At home, several flowers — Crocosmia, Bee-Balm and Gladiola — are beginning to bloom. These are usually favorites with hummingbirds. To increase the attractiveness of your yard to hummingbirds, add some flowers to supplement feeders. It’s true that hummingbirds are attracted to the color red, but they will visit other nectar-rich flowers as well.


I also received an interesting email from Bill and Judy Beckman on Spivey Mountain in Unicoi County.

The Beckmans had identified some birds at their feeder as Red Crossbills.

“They sure look like the pictures in our bird book, but the range given does not show Tennessee,” Judy wrote in the email. “Could it be that my bird book is out of date the way the climate has been changing?”

Actually, bird guides do a good job focusing on the general range of birds, but the birds don’t always consult the books. Records of Red Crossbills are uncommon but certainly not new to the Volunteer State. In Northeast Tennessee, Unaka Mountain and Roan Mountain are good locations to search for Red Crossbills.

The visiting Red Crossbills at the Beckman home are not the only one reported from Unicoi County this year.

Judy described the visiting Red Crossbills as a “wonderful sight.”

“They are voracious eaters,” she wrote. “The goldfinches aren’t too happy as the crossbills push them away.
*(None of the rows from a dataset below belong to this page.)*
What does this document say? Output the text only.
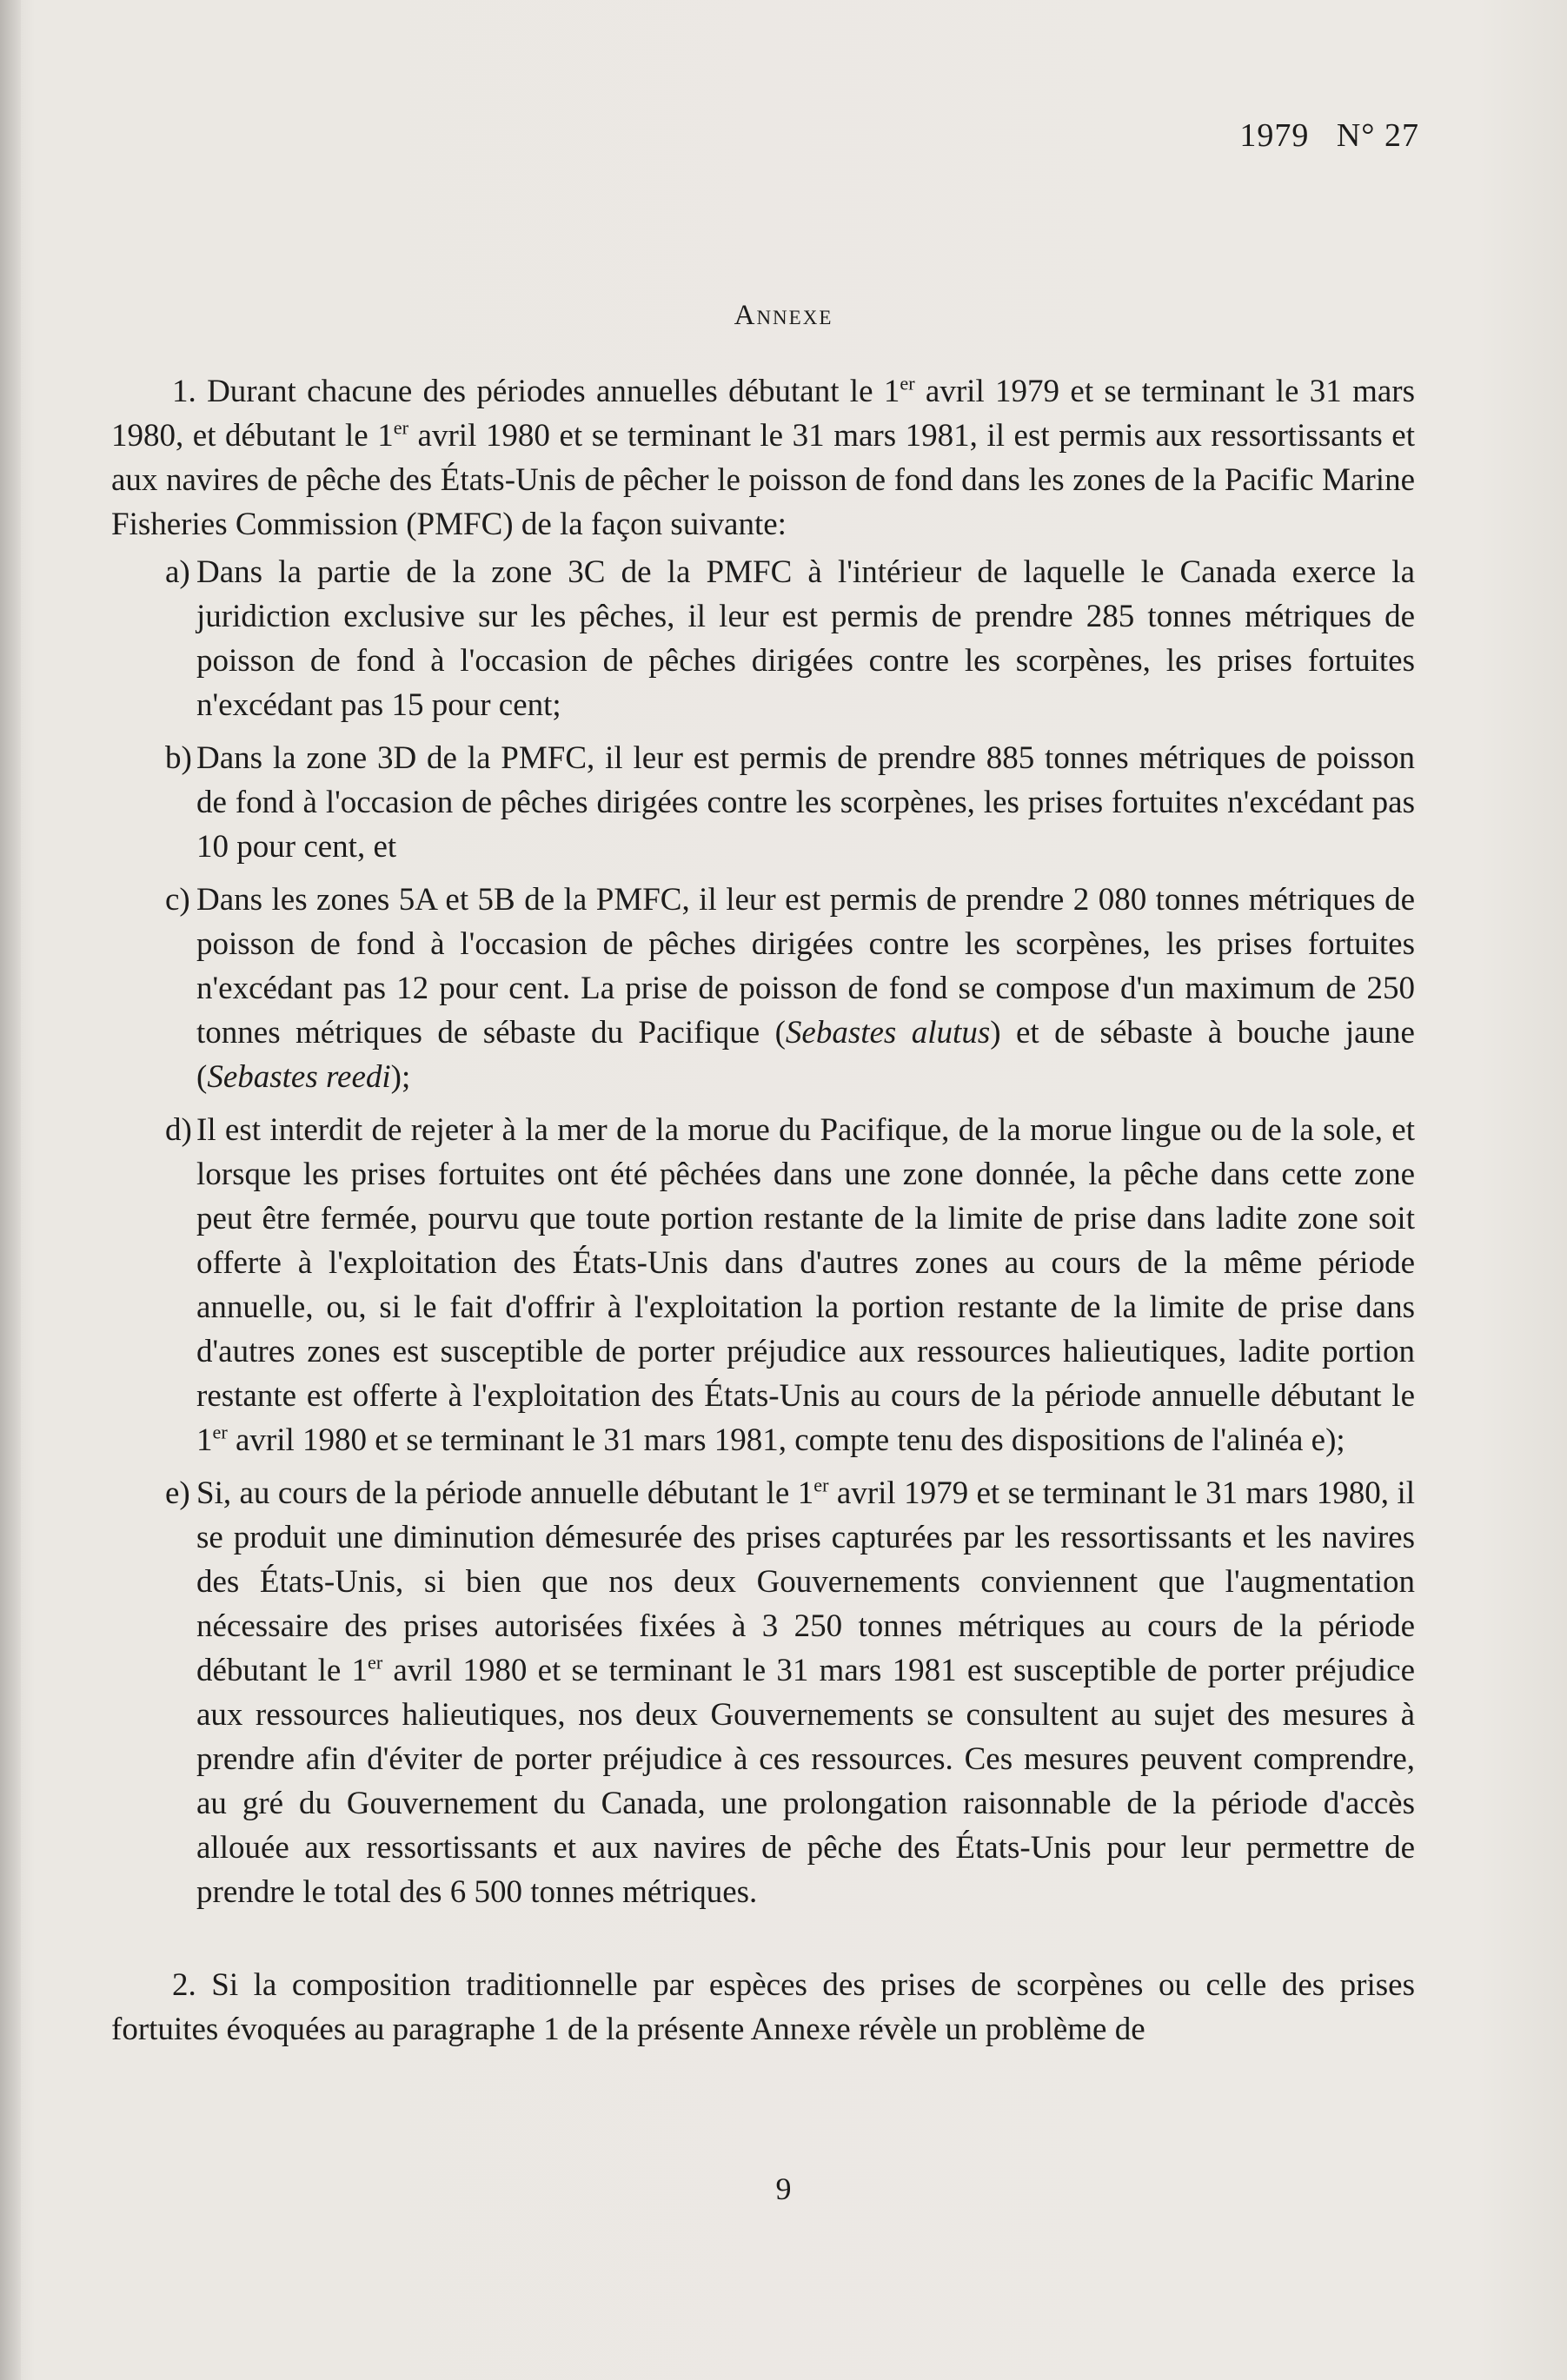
1979 N° 27
Annexe

1. Durant chacune des périodes annuelles débutant le 1er avril 1979 et se terminant le 31 mars 1980, et débutant le 1er avril 1980 et se terminant le 31 mars 1981, il est permis aux ressortissants et aux navires de pêche des États-Unis de pêcher le poisson de fond dans les zones de la Pacific Marine Fisheries Commission (PMFC) de la façon suivante:

a) Dans la partie de la zone 3C de la PMFC à l'intérieur de laquelle le Canada exerce la juridiction exclusive sur les pêches, il leur est permis de prendre 285 tonnes métriques de poisson de fond à l'occasion de pêches dirigées contre les scorpènes, les prises fortuites n'excédant pas 15 pour cent;
b) Dans la zone 3D de la PMFC, il leur est permis de prendre 885 tonnes métriques de poisson de fond à l'occasion de pêches dirigées contre les scorpènes, les prises fortuites n'excédant pas 10 pour cent, et
c) Dans les zones 5A et 5B de la PMFC, il leur est permis de prendre 2 080 tonnes métriques de poisson de fond à l'occasion de pêches dirigées contre les scorpènes, les prises fortuites n'excédant pas 12 pour cent. La prise de poisson de fond se compose d'un maximum de 250 tonnes métriques de sébaste du Pacifique (Sebastes alutus) et de sébaste à bouche jaune (Sebastes reedi);
d) Il est interdit de rejeter à la mer de la morue du Pacifique, de la morue lingue ou de la sole, et lorsque les prises fortuites ont été pêchées dans une zone donnée, la pêche dans cette zone peut être fermée, pourvu que toute portion restante de la limite de prise dans ladite zone soit offerte à l'exploitation des États-Unis dans d'autres zones au cours de la même période annuelle, ou, si le fait d'offrir à l'exploitation la portion restante de la limite de prise dans d'autres zones est susceptible de porter préjudice aux ressources halieutiques, ladite portion restante est offerte à l'exploitation des États-Unis au cours de la période annuelle débutant le 1er avril 1980 et se terminant le 31 mars 1981, compte tenu des dispositions de l'alinéa e);
e) Si, au cours de la période annuelle débutant le 1er avril 1979 et se terminant le 31 mars 1980, il se produit une diminution démesurée des prises capturées par les ressortissants et les navires des États-Unis, si bien que nos deux Gouvernements conviennent que l'augmentation nécessaire des prises autorisées fixées à 3 250 tonnes métriques au cours de la période débutant le 1er avril 1980 et se terminant le 31 mars 1981 est susceptible de porter préjudice aux ressources halieutiques, nos deux Gouvernements se consultent au sujet des mesures à prendre afin d'éviter de porter préjudice à ces ressources. Ces mesures peuvent comprendre, au gré du Gouvernement du Canada, une prolongation raisonnable de la période d'accès allouée aux ressortissants et aux navires de pêche des États-Unis pour leur permettre de prendre le total des 6 500 tonnes métriques.

2. Si la composition traditionnelle par espèces des prises de scorpènes ou celle des prises fortuites évoquées au paragraphe 1 de la présente Annexe révèle un problème de

9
We’re going through a lot of sunflower seeds!”

The Beckmans have enjoyed a great spring with some notable bird sightings. “We’ve enjoyed our first sightings of Cedar Waxwings, Rose-breasted Grosbeaks and these crossbills,” Judy wrote. “Oh and we had a Great Blue Heron visit our pond briefly.”

The bird didn’t stay long though, apparently being spooked by the two Beckman dogs.
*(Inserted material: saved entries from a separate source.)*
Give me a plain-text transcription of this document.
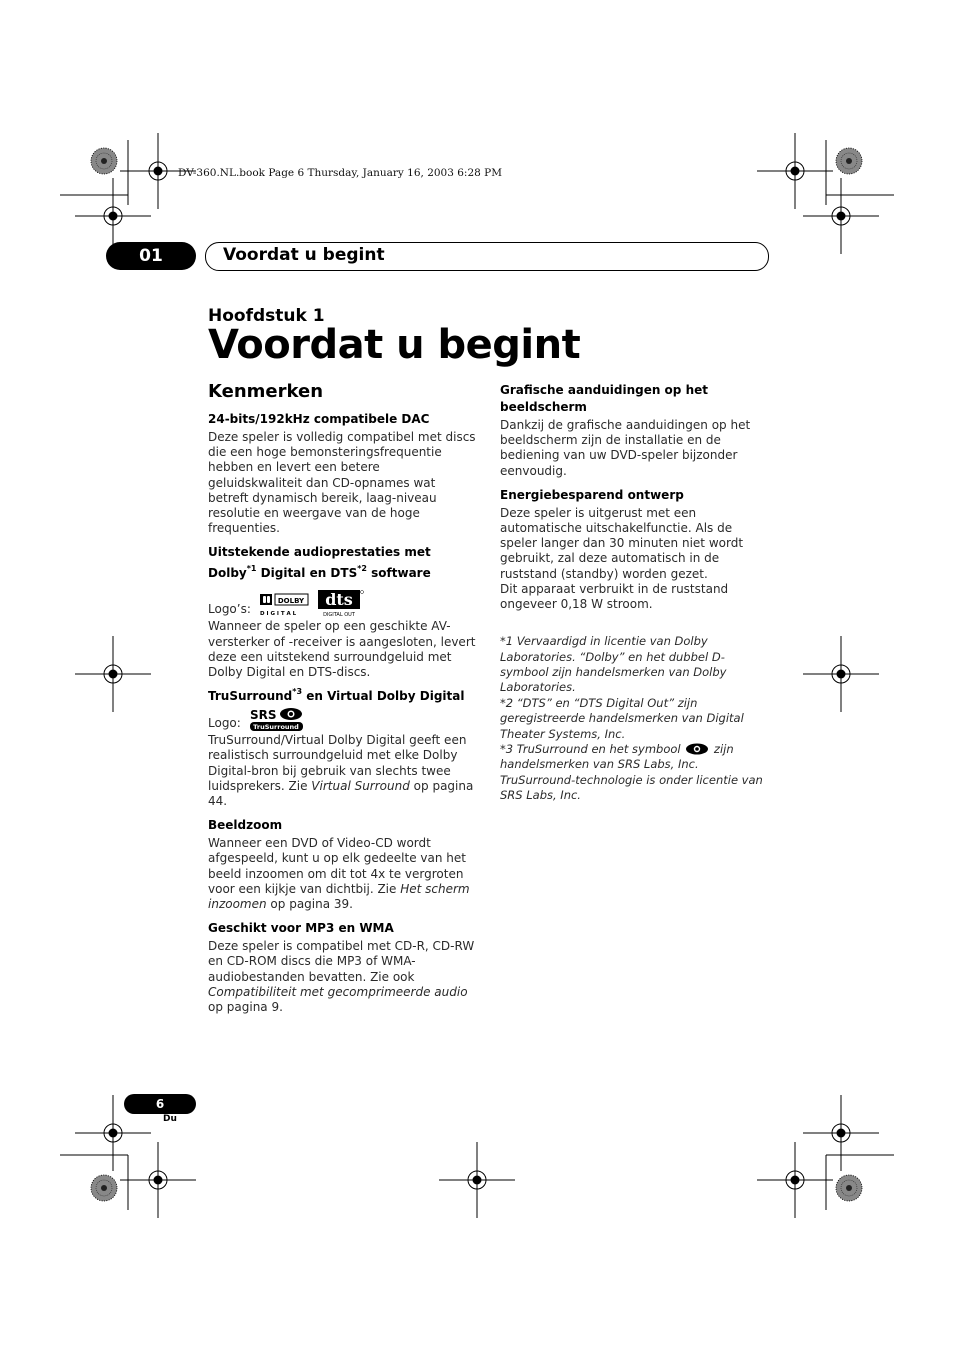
DV-360.NL.book Page 6 Thursday, January 16, 2003 6:28 PM
01	Voordat u begint
Hoofdstuk 1
Voordat u begint
Kenmerken
24-bits/192kHz compatibele DAC

Deze speler is volledig compatibel met discs die een hoge bemonsteringsfrequentie hebben en levert een betere geluidskwaliteit dan CD-opnames wat betreft dynamisch bereik, laag-niveau resolutie en weergave van de hoge frequenties.

Uitstekende audioprestaties met
Dolby$^{*1}$ Digital en DTS$^{*2}$ software
Logo’s:
DOLBY
D I G I T A L
dts
DIGITAL OUT

Wanneer de speler op een geschikte AV-versterker of -receiver is aangesloten, levert deze een uitstekend surroundgeluid met Dolby Digital en DTS-discs.

TruSurround$^{*3}$ en Virtual Dolby Digital
Logo:
SRS
TruSurround

TruSurround/Virtual Dolby Digital geeft een realistisch surroundgeluid met elke Dolby Digital-bron bij gebruik van slechts twee luidsprekers. Zie Virtual Surround op pagina 44.

Beeldzoom

Wanneer een DVD of Video-CD wordt afgespeeld, kunt u op elk gedeelte van het beeld inzoomen om dit tot 4x te vergroten voor een kijkje van dichtbij. Zie Het scherm inzoomen op pagina 39.

Geschikt voor MP3 en WMA

Deze speler is compatibel met CD-R, CD-RW en CD-ROM discs die MP3 of WMA-audiobestanden bevatten. Zie ook Compatibiliteit met gecomprimeerde audio op pagina 9.

Grafische aanduidingen op het beeldscherm

Dankzij de grafische aanduidingen op het beeldscherm zijn de installatie en de bediening van uw DVD-speler bijzonder eenvoudig.

Energiebesparend ontwerp

Deze speler is uitgerust met een automatische uitschakelfunctie. Als de speler langer dan 30 minuten niet wordt gebruikt, zal deze automatisch in de ruststand (standby) worden gezet.

Dit apparaat verbruikt in de ruststand ongeveer 0,18 W stroom.

*1 Vervaardigd in licentie van Dolby Laboratories. “Dolby” en het dubbel D-symbool zijn handelsmerken van Dolby Laboratories.

*2 “DTS” en “DTS Digital Out” zijn geregistreerde handelsmerken van Digital Theater Systems, Inc.

*3 TruSurround en het symbool  zijn handelsmerken van SRS Labs, Inc.

TruSurround-technologie is onder licentie van SRS Labs, Inc.

6
Du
“If the bird only knew, he would have nothing to fear,” Judy wrote.

On June 18, Judy updated me again on the visiting Red Crossbills.
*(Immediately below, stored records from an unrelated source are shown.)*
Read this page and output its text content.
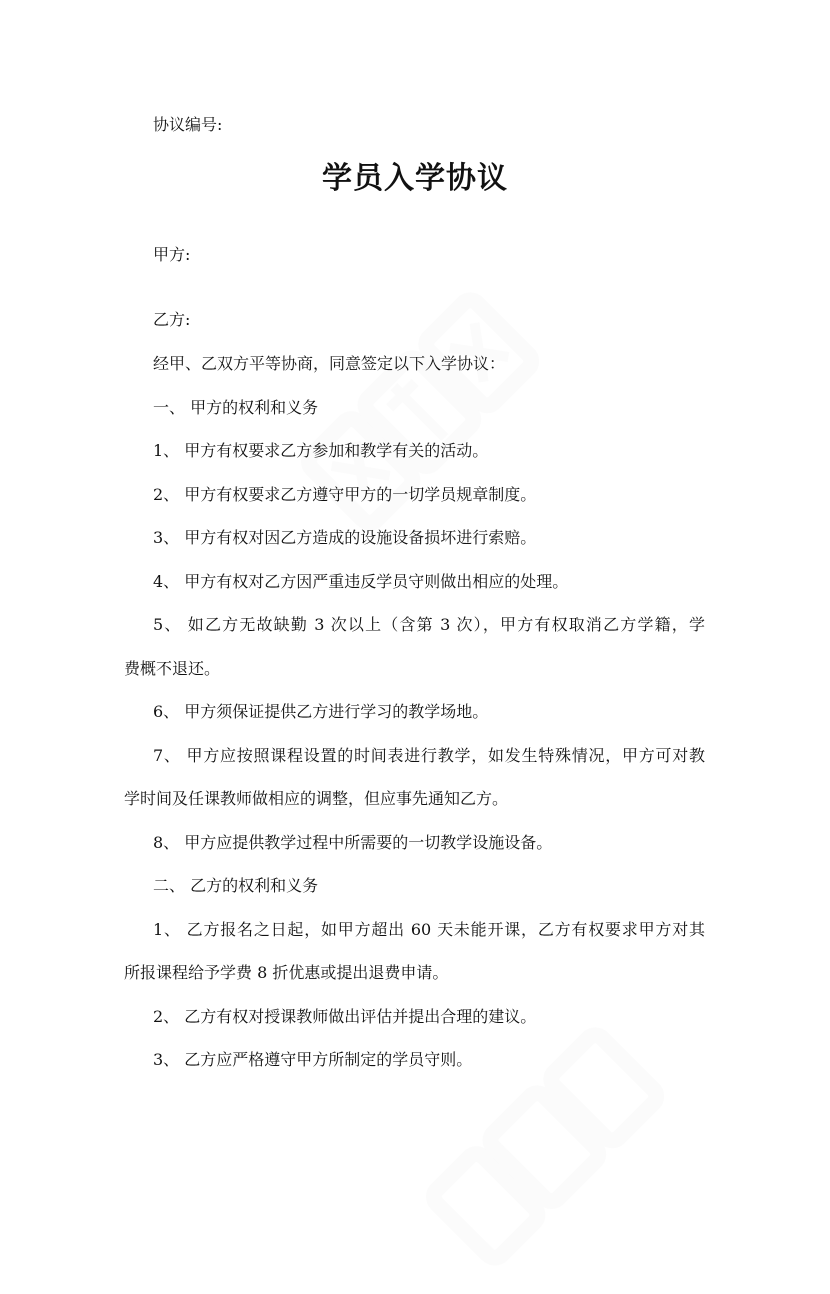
协议编号:
学员入学协议
甲方:
乙方:
经甲、乙双方平等协商，同意签定以下入学协议：
一、 甲方的权利和义务
1、 甲方有权要求乙方参加和教学有关的活动。
2、 甲方有权要求乙方遵守甲方的一切学员规章制度。
3、 甲方有权对因乙方造成的设施设备损坏进行索赔。
4、 甲方有权对乙方因严重违反学员守则做出相应的处理。
5、 如乙方无故缺勤 3 次以上（含第 3 次），甲方有权取消乙方学籍，学
费概不退还。
6、 甲方须保证提供乙方进行学习的教学场地。
7、 甲方应按照课程设置的时间表进行教学，如发生特殊情况，甲方可对教
学时间及任课教师做相应的调整，但应事先通知乙方。
8、 甲方应提供教学过程中所需要的一切教学设施设备。
二、 乙方的权利和义务
1、 乙方报名之日起，如甲方超出 60 天未能开课，乙方有权要求甲方对其
所报课程给予学费 8 折优惠或提出退费申请。
2、 乙方有权对授课教师做出评估并提出合理的建议。
3、 乙方应严格遵守甲方所制定的学员守则。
“At their peak, we counted 14,” she said. “This morning, I’ve only counted four at the feeder.”

Dave Caton of Erwin is another Unicoi County resident who observed Red Crossbills this spring.

After I emailed him, he wrote back that he last saw his two crossbills three weeks ago.

“I have not seen them since that time,” he said. “For a while, only the male was present. However, the female did come back prior to their leaving.”